Last Week’s Trivia Contest
Last week’s contest had questions all had to do with the word cool. Our winner was Alan Gabrielli from SPSU, who was the first to get them all right. Others with all five correct included Sean O’Brien, and Terri Clemmo. Lot’s of folks got one or another of them wrong this week. Here are the correct answers:
- Stop! Take it easy! Cool it! or Cool your jets!
- Slang for “jail”. The cooler.
- Vegetable-based phrase meaning “in complete control of his emotions”. Cool as a cucumber.
- Movie where the sheriff told Paul Newman, the lead character, that they were having “a failure to communicate”. Cool Hand Luke.
- Classic jazz album by Miles Davis, featuring recordings by his nonet from 1949 and 1950. Birth of the Cool.
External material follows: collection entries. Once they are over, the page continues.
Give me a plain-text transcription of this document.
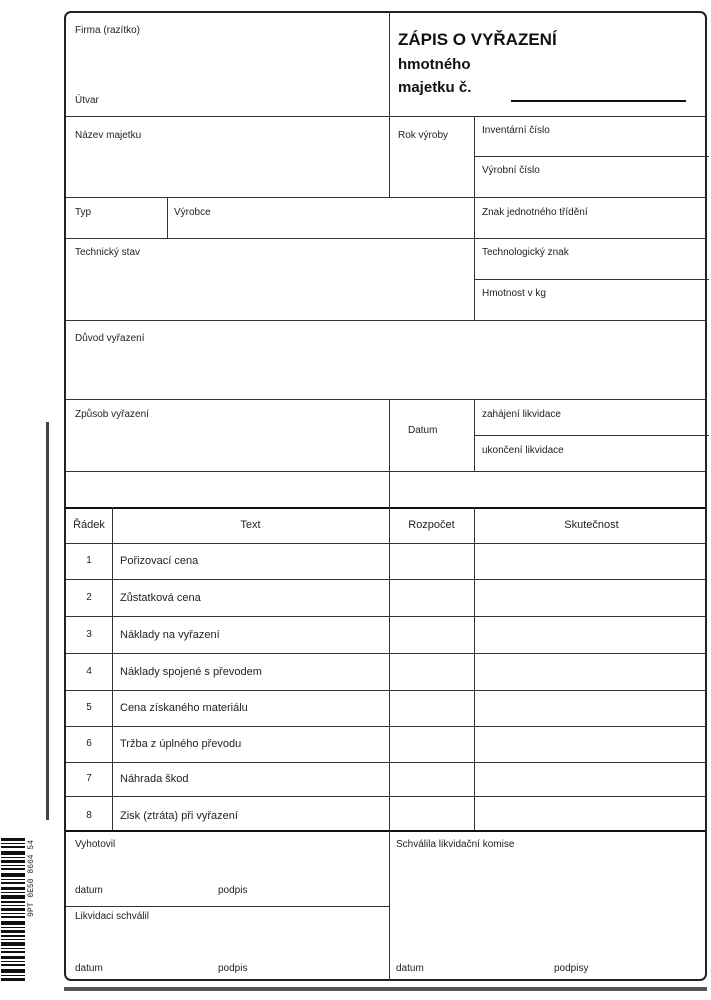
9PT 0E50 8664 54
Firma (razítko)
Útvar
ZÁPIS O VYŘAZENÍ
hmotného
majetku č.
Název majetku	Rok výroby	Inventární číslo
Výrobní číslo
Typ	Výrobce	Znak jednotného třídění
Technický stav	Technologický znak
Hmotnost v kg
Důvod vyřazení
Způsob vyřazení
Datum
zahájení likvidace
ukončení likvidace
Řádek	Text	Rozpočet	Skutečnost
1	Pořizovací cena
2	Zůstatková cena
3	Náklady na vyřazení
4	Náklady spojené s převodem
5	Cena získaného materiálu
6	Tržba z úplného převodu
7	Náhrada škod
8	Zisk (ztráta) při vyřazení
Vyhotovil
datum	podpis
Likvidaci schválil
datum	podpis
Schválila likvidační komise
datum	podpisy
This Week’s Trivia Challenge
Since the holidays of Rosh Hashana, Eid al-Adha, Columbus Day, and Diwali are almost upon us, this week’s trivia contest has answers all associated with the word “holiday”. As usual, the first with the most takes the prize. No looking up the answers now! SEND ALL ENTRIES BY EMAIL TO firstname.lastname@example.org since if you put them as a response on the BLOG, everyone will be able to see them!
- Annual football game played at Qualcomm Stadium in San Diego, California.
- Classic movie starring Bing Crosby and Fred Astaire, also a chain of motels.
- Song sung by Lindsey Buckingham, it was featured in the movie “National Lampoon Vacation” and is now the Chicago Blackhawks victory song.
- Audrey Hepburn movie set in Italy, it’s one of the best romantic comedy films ever.
- Largest touring company of professional skaters.